Yes and no! Some lenders want to see proof of income of over £25k per annum. This can be salary, dividends, property income or combination of all of them. Different lenders will accept different income amounts and sources so all circumstances can be accommodated – usually!  New companies won’t have any trading history or income so lenders will base their underwriting against your personal income.

Will I need to be an experienced landlord to borrow via a limited company?
If you want to jump straight into the HMO market without the experience of being a landlord, your borrowing options will be restricted. The same goes for other, more complex properties like blocks of flats (often referred to a multi-unit freehold blocks), mixed used and commercial premises. Don’t get me wrong, it’s not impossible to find a lender but your application will need to be stronger in other areas to compensate.

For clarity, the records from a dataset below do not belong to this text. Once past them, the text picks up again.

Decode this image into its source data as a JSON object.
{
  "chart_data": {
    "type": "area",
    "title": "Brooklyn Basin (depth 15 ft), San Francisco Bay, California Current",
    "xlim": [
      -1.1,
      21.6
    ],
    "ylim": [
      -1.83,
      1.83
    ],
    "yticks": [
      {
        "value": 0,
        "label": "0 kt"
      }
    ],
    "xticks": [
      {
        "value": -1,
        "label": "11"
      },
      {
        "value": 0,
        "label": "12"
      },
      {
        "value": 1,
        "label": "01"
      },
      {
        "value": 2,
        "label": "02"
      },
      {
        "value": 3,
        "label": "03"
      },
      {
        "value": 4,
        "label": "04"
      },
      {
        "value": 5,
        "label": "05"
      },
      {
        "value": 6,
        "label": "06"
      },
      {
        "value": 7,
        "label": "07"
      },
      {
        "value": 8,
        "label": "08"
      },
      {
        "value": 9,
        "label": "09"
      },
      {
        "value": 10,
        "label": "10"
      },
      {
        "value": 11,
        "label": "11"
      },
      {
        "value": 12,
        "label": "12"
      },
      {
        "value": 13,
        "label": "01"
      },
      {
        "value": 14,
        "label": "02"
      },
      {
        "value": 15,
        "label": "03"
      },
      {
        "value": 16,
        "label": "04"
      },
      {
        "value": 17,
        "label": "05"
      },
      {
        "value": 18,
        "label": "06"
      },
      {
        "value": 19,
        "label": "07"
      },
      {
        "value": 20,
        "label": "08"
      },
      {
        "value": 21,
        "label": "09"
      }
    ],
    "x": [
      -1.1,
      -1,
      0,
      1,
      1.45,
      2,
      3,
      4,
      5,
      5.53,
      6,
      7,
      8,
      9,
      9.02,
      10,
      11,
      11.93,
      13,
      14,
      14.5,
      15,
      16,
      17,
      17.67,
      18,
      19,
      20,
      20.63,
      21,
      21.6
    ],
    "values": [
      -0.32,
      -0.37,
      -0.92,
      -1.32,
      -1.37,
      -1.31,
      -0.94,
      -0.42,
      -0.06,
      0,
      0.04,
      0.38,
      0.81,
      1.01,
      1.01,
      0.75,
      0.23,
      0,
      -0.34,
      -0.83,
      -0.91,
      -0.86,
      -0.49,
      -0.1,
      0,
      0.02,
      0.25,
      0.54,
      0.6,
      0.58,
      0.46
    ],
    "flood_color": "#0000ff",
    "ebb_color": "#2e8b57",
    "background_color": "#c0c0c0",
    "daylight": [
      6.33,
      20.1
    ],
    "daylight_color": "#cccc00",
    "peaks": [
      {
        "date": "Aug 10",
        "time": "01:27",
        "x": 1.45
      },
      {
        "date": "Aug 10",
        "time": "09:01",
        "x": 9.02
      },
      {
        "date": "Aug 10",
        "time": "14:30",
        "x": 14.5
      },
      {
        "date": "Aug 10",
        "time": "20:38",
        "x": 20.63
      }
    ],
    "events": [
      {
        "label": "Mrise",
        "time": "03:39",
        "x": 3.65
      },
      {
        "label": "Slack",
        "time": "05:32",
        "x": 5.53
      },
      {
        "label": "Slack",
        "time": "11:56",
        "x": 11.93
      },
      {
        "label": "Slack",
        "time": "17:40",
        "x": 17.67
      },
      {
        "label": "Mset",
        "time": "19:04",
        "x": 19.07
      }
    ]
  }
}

Deposit – including directors’ loans, inter-company loans, gifted deposits, etc.
This is an area which it gets a little complicated as to what is acceptable or not but the fundamentals are, as long as you can provide evidence of the source of the funds, and they are legitimate, then lenders will be sensible. A common misconception is that you cannot raise money from one property to form the deposit for a BTL on a different property. Wrong! This is actually one of the most common ways of a raising a deposit, often against your home or on another BTL property. Evidence of the source of funds can very easily be provided, usually with bank statements showing the deposit from another lender.

Are lenders’ borrowing criteria more restricted for limited companies?

Not really but they will be inquisitive about:

  • The total number of properties you own – both personally and in a limited company structure
  • The number of directors on the application – usually there is a maximum of four
  • How many shareholders the company has – sometimes people like to add children as shareholders which some lenders don’t like

Regardless of whether you are applying personally or via a limited company, lenders will be inquisitive about your credit history, the property type, the location and the loan to value and for a limited company this will relate to all of the directors of the company – and potentially all of the shareholders as well.